思ったより嫌悪感がないことを確認し、ぺろぺろと舌を這わせてみる。一瞬、湊がきつく目をつむった。

「ほんとにさ……どうしちゃったんだよ…」

嬉しそうな、それでいて困ったような声音だ。遥はいったん舌を離した。

「いつもお前がしてるのを……やっただけだ」

多分に羞恥を含んだ台詞に、湊が小さく笑う。

「遥がご奉仕してくれる日が来るなんて思わなかったな。…ありがと。嬉しいよ」

「……最初からそう言え」

耳まで赤らめた遥は、照れを隠そうと再び唇を近づける。ちゅ、とキスを落とすようにすると、湊が髪に軽く手を添えた。

「手で支えて、下から舐めてくれる?」

優しい声で促され、遥は小さく頷くと言われた通りに舌を滑らせる。自分から迫っておきながら、具体的に何をすればいいのかはよくわからなかったので従うほかない。それに、湊がしてほしいことを実行するのが一番いいのだろう。

「ん……ん…」

先端まで行きつくと、頭に乗っていた手が褒めるように髪を撫でた。何かしたい、という自分の気持ちを湊がやっと認めてくれたような気がして、胸の奥がほわりと温かくなった。
この次はどうするのかと目で問いかければ、濡れた瞳と視線がかち合う。挿入時以外で、湊がこんなにも余裕をなくしていたことはなかったはずだ。

「少しだけ口に入れて……そう、舌も動かして」

欲の絡んだ低い声が降ってくる。
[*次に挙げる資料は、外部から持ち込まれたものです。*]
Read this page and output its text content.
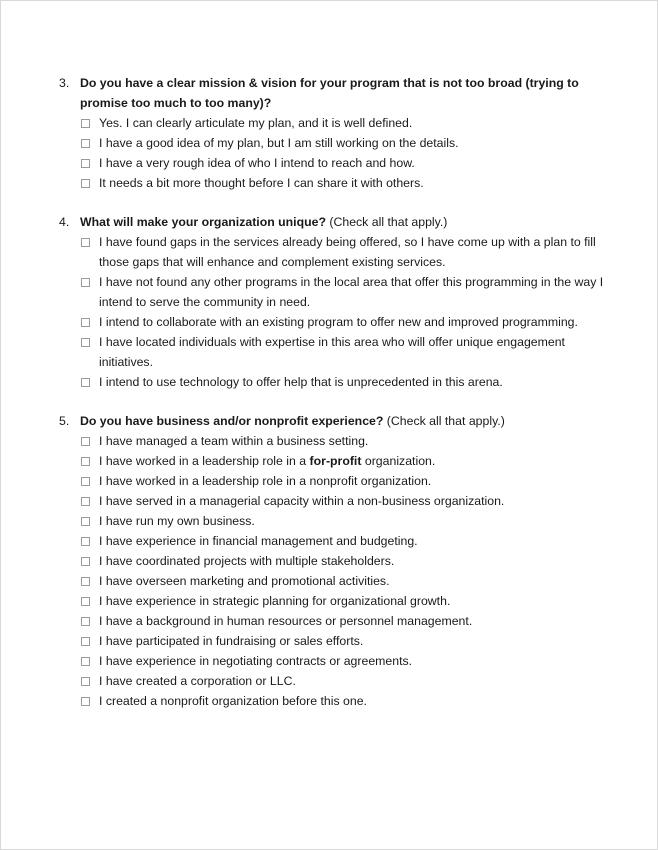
3. Do you have a clear mission & vision for your program that is not too broad (trying to promise too much to too many)?
Yes. I can clearly articulate my plan, and it is well defined.
I have a good idea of my plan, but I am still working on the details.
I have a very rough idea of who I intend to reach and how.
It needs a bit more thought before I can share it with others.
4. What will make your organization unique? (Check all that apply.)
I have found gaps in the services already being offered, so I have come up with a plan to fill those gaps that will enhance and complement existing services.
I have not found any other programs in the local area that offer this programming in the way I intend to serve the community in need.
I intend to collaborate with an existing program to offer new and improved programming.
I have located individuals with expertise in this area who will offer unique engagement initiatives.
I intend to use technology to offer help that is unprecedented in this arena.
5. Do you have business and/or nonprofit experience? (Check all that apply.)
I have managed a team within a business setting.
I have worked in a leadership role in a for-profit organization.
I have worked in a leadership role in a nonprofit organization.
I have served in a managerial capacity within a non-business organization.
I have run my own business.
I have experience in financial management and budgeting.
I have coordinated projects with multiple stakeholders.
I have overseen marketing and promotional activities.
I have experience in strategic planning for organizational growth.
I have a background in human resources or personnel management.
I have participated in fundraising or sales efforts.
I have experience in negotiating contracts or agreements.
I have created a corporation or LLC.
I created a nonprofit organization before this one.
両手で掴んだものの先端を、遥は軽く唇で食むようにした。すると、湊がすぐに顔を歪める。

「いたっ……」

(まさか……)

どうやら歯が当たってしまったらしい。そう気づくなり慌てる遥を大丈夫だよとなだめ、湊はそっと遥の頭を押し戻した。
気を取り直して、今度は注意しながら先端を再度口に含む。ちゅっと吸い上げてみると、髪をくしゃりと掴まれた。

「ん……む…」

いつも湊にされることを思い出しつつ、舌で先をつついたり、入りきらないところを両手で扱いたりして遥は奉仕を続ける。湊に触れているだけなのに、不思議と自分の体もじわじわ熱くなっていくのがわかった。